We present an extremely rare case of lung cancer that metastasized to a gonadotroph pituitary neuroendocrine tumor, along with other organs. A 73-year-old man presented with dysarthria and bitemporal hemianopia. Head magnetic resonance imaging revealed cerebellar infarction and a pituitary tumor. Endoscopic transnasal pituitary tumor resection was performed. Pathologically, the tumor consisted of a well-differentiated neuroendocrine component, suggestive of a pituitary neuroendocrine tumor, alongside a poorly differentiated, highly malignant tumor with invasive growth. One month postoperatively, gadolinium-enhanced head magnetic resonance imaging revealed rapid growth of the residual tumor. Whole-body computed tomography and positron emission tomography revealed a 10-mm lung tumor and multiple muscle and bone metastases. Pathological examination of the pituitary tumor revealed poorly differentiated malignant cells. It was initially hypothesized that the pituitary neuroendocrine tumor had undergone malignant transformation with systemic metastases. However, further pathological examinations revealed steroidogenic factor 1-positive differentiated cells and steroidogenic factor 1-negative, synaptophysin-negative, cytokeratin-7-positive, and thyroid transcription factor-1-positive poorly differentiated malignant cells. The final diagnosis classified the tumor as a poorly differentiated lung adenocarcinoma that had metastasized to a gonadotroph pituitary neuroendocrine tumor, which showed rapid growth. Radiation and chemotherapy were administered; however, the patient died 6 months after surgery. Tumor metastasis to a pituitary neuroendocrine tumor is typically seen in older adults with non-functioning pituitary neuroendocrine tumors and no diabetes insipidus. Hence, clinicians should consider both metastatic pituitary neuroendocrine tumors and tumor metastasis to a pituitary neuroendocrine tumor when diagnosing a rapidly growing pituitary tumor in patients with signs of systemic metastasis.

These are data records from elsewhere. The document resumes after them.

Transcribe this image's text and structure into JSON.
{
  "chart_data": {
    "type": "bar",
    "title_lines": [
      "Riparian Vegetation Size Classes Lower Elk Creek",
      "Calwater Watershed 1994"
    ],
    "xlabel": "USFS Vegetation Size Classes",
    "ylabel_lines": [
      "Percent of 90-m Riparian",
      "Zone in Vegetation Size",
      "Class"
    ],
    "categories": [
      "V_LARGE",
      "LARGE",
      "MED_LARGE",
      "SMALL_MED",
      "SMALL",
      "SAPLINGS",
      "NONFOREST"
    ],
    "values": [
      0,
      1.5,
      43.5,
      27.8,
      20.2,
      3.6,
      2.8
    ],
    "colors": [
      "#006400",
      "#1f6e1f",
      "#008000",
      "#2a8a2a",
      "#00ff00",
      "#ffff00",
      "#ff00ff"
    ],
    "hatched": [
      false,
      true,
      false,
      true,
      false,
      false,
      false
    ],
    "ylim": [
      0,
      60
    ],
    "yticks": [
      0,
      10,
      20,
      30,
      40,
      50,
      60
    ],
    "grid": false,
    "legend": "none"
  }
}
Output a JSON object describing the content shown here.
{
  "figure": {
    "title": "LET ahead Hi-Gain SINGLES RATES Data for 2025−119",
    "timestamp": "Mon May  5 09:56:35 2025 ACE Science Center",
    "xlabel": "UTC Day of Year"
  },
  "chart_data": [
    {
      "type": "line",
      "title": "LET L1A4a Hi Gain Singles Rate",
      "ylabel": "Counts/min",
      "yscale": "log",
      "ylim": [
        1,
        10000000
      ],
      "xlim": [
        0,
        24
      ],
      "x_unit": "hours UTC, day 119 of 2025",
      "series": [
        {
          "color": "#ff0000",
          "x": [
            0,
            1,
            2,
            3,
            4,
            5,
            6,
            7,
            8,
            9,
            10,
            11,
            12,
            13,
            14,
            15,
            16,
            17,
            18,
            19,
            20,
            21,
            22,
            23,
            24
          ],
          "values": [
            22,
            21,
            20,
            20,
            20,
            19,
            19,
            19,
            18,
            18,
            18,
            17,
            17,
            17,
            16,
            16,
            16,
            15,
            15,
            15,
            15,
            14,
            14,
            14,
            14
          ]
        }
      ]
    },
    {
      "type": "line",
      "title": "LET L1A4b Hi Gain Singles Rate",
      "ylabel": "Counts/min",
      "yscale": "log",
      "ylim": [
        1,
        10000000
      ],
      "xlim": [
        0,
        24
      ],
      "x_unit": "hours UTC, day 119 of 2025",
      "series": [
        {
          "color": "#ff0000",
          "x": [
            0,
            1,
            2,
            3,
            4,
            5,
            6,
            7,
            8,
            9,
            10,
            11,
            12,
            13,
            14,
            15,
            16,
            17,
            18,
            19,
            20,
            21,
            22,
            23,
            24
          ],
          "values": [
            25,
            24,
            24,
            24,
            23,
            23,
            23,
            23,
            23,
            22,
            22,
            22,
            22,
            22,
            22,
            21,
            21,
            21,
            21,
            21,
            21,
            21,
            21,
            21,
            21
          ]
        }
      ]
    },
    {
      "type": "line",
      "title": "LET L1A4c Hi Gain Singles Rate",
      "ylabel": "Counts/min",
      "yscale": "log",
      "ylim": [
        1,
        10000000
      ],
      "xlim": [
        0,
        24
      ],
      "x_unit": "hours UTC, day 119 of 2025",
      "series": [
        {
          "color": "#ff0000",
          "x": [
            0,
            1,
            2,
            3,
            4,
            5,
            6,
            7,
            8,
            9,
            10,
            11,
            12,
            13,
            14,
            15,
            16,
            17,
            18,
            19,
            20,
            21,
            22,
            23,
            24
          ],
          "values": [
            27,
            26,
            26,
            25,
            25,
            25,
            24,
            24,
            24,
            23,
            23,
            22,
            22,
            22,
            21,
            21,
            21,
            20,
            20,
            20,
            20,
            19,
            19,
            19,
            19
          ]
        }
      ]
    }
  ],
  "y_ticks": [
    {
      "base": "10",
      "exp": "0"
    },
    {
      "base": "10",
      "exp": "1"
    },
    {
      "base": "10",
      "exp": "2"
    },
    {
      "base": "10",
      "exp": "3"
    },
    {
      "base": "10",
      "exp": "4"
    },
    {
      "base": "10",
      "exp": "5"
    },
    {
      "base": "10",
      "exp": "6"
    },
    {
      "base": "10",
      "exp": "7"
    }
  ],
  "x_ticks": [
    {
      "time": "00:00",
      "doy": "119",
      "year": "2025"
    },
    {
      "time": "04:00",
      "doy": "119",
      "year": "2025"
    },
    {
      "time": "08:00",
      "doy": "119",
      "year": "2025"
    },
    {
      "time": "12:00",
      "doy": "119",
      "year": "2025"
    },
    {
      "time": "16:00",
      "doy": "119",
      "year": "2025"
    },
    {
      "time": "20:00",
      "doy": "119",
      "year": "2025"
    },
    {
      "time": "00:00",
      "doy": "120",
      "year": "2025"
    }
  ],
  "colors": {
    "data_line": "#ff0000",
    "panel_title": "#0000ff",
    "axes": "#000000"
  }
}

我们报告了一例极为罕见的肺癌病例,该肺癌转移至促性腺激素垂体神经内分泌肿瘤以及其他器官。一名73岁男性出现构音障碍和双颞侧偏盲。头部磁共振成像显示小脑梗死和垂体肿瘤。进行了内镜经鼻垂体肿瘤切除术。病理检查显示,肿瘤由一个分化良好的神经内分泌成分组成,提示为垂体神经内分泌肿瘤,同时伴有一个分化差、高度恶性且呈浸润性生长的肿瘤。术后1个月,钆增强头部磁共振成像显示残余肿瘤迅速生长。全身计算机断层扫描和正电子发射断层扫描显示有一个10毫米的肺部肿瘤以及多处肌肉和骨转移。垂体肿瘤的病理检查显示为分化差的恶性细胞。最初推测垂体神经内分泌肿瘤发生了恶性转化并伴有全身转移。然而,进一步的病理检查发现了类固醇生成因子1阳性的分化细胞以及类固醇生成因子1阴性、突触素阴性、细胞角蛋白7阳性和甲状腺转录因子1阳性的分化差的恶性细胞。最终诊断将该肿瘤分类为转移至促性腺激素垂体神经内分泌肿瘤的低分化肺腺癌,该垂体神经内分泌肿瘤生长迅速。给予了放疗和化疗;然而,患者在手术后6个月死亡。肿瘤转移至垂体神经内分泌肿瘤通常见于患有无功能垂体神经内分泌肿瘤且无尿崩症的老年人。因此,临床医生在诊断有全身转移迹象的患者中快速生长的垂体肿瘤时,应考虑转移性垂体神经内分泌肿瘤以及肿瘤转移至垂体神经内分泌肿瘤这两种情况。